Здесь уже невозможно пройти мимо того, что проблема аутентичности художественного высказывания должна рассматриваться в свете проблемы эстетической коммуникации, то есть особого характера отношений автора, героя и читателя как проблемы эстетического события, как его понимал М. М. Бахтин. При этом отношения автора и героя должны быть поняты и как особая эстетически объективированная форма отношений автора и читателя, так как герой в определенном смысле представляет действительность, которой в конечном итоге принадлежит и читатель. Тем самым в лице героя автор вступает в диалог и с сознанием читателя, герой оказывается посредником между автором и читателем, а автор, в свою очередь, оказывается посредником между героем и читателем. Диалог автора и героя становится событием, которое является внутренней возможностью и читателя как личности, бессознательно ощущающей границы своего языка — границы культуры и одновременно вместе с автором преодолевающей эти границы. Автор выступает, таким образом, и как функция читателя, обеспечивающая читателю возможность выйти за заданные границы его обыденного существования, испытать нечто, что позволит ему прикоснуться к «другому» вне себя и в себе самом. В этой ситуации и читатель воспримет высказывание художника в качестве аутентичного: истинная аутентичность высказывания обеспечивается на этом глубинном уровне встречи сознаний автора и читателя, где они оба становятся субъектами творческого поведения — в акте создания текста произведения и, что особенно важно в данном случае, в акте его индивидуального прочтения конкретным читателем.

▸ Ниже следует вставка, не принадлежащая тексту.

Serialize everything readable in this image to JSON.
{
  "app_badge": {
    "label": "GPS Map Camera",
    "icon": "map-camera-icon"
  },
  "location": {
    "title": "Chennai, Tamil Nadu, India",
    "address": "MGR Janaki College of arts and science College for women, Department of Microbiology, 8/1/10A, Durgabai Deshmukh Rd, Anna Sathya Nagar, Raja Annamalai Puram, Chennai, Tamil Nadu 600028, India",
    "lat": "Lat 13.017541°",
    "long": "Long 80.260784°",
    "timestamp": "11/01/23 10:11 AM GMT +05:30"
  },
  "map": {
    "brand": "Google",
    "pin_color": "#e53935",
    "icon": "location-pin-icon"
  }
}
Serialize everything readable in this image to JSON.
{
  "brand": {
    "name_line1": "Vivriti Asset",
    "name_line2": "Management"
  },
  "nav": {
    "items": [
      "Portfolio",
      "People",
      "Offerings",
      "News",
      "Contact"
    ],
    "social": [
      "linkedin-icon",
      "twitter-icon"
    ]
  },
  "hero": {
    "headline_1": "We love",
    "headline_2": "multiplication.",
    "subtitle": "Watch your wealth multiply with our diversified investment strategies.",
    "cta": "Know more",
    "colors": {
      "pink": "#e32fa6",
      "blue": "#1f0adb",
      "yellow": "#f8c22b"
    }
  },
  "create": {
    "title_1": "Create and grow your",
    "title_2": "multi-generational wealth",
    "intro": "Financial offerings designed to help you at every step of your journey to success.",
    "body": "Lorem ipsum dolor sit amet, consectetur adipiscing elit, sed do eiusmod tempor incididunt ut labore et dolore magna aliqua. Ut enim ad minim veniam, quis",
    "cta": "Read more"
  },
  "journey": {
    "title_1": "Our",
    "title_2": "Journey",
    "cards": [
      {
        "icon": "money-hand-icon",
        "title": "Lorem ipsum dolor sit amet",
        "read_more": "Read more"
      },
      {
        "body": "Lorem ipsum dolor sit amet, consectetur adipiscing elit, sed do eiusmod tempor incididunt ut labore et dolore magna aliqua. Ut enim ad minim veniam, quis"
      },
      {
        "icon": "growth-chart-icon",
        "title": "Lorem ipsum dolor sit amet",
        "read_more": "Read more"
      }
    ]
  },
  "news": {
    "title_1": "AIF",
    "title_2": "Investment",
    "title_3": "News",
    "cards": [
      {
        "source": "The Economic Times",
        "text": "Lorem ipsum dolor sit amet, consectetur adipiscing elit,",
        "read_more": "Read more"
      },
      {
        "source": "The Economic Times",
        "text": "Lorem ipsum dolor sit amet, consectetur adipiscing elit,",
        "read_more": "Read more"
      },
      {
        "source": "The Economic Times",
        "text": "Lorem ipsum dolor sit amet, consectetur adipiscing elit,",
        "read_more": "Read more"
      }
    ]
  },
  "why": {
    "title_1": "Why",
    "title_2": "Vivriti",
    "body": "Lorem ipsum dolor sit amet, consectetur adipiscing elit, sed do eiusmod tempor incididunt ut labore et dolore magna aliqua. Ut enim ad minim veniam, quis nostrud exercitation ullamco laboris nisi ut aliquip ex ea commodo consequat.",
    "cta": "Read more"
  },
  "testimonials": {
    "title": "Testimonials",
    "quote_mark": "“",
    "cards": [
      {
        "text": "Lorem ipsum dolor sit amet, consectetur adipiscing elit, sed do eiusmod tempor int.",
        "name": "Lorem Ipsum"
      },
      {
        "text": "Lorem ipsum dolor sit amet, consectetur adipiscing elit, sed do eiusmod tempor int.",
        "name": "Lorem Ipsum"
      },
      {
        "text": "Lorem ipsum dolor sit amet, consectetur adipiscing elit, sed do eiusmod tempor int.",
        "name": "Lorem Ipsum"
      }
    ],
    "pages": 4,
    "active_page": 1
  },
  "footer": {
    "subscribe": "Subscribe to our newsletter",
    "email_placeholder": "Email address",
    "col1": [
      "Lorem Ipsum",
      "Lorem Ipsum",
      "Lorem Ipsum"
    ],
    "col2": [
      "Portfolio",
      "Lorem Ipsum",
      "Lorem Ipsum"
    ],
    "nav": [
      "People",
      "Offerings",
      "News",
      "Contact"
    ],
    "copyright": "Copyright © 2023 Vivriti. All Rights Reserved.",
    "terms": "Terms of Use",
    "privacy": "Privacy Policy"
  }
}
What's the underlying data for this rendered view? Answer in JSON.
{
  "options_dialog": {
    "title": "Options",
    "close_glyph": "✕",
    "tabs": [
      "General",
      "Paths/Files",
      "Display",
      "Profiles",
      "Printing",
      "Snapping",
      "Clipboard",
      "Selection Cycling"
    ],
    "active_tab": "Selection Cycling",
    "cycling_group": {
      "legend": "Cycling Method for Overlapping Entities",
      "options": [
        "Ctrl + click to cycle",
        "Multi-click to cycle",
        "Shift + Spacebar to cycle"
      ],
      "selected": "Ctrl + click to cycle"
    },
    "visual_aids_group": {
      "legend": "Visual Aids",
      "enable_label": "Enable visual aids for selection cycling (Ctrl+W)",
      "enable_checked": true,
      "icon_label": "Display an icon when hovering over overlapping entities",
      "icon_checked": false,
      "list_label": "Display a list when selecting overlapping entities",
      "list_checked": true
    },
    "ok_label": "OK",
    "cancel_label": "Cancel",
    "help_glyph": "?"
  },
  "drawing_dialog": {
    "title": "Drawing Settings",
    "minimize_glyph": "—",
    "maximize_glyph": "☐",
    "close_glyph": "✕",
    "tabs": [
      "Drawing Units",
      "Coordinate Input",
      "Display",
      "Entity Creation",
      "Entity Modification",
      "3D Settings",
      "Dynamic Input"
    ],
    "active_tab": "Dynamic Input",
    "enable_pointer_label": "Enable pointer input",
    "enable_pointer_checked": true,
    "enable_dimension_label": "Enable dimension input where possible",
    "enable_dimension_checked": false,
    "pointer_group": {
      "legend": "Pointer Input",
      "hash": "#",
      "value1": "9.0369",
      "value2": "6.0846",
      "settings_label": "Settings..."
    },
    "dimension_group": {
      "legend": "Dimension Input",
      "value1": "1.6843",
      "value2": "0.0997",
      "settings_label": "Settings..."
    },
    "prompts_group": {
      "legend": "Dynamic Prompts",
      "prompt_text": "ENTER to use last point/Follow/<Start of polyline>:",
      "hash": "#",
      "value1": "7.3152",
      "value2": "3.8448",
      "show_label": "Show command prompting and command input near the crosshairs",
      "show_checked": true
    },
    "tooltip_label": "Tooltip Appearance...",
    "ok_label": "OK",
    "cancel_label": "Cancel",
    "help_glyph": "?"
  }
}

В целом проблема аутентичности художественного высказывания связана с возможностью контакта с реальностью и возможностью мимезиса как творческого ее освоения. Эта реальность для писателя является не только его личным жизненным опытом, но и его опытом контакта с миром, читателем, то есть культурой — тем, что и является для каждого человека миром, так как даже восприятие природных явлений, как известно, тоже опосредовано культурой. Для поэта этот мир опосредован языком: язык для него, как, впрочем, и для каждого человека, — это то, что соединяет человека с культурой и другими людьми, что дает возможность слышать, понимать, воспринимать Другого, понимать мир и вступать с ним в диалогическое, творческое общение, обращаться к нему — совершать высказывания. Когда эти отношения творческого субъекта с миром оказываются затруднены и проблематичны, когда в высказывании не может произойти коммуникативного события, тогда возникает проблема языка, а тем самым — и проблема аутентичности высказывания.

Понятие художественного высказывания связано с проблемой художественного языка, так как оно есть высказывание на особом языке, который мы называем художественным. Xудожественный язык есть один из языков культуры, в свою очередь творчески перерабатывающий все языки культуры, подвергающий их особой художественной, творческой рефлексии путем отрешения их от единства функциональных связей, в котором они живут.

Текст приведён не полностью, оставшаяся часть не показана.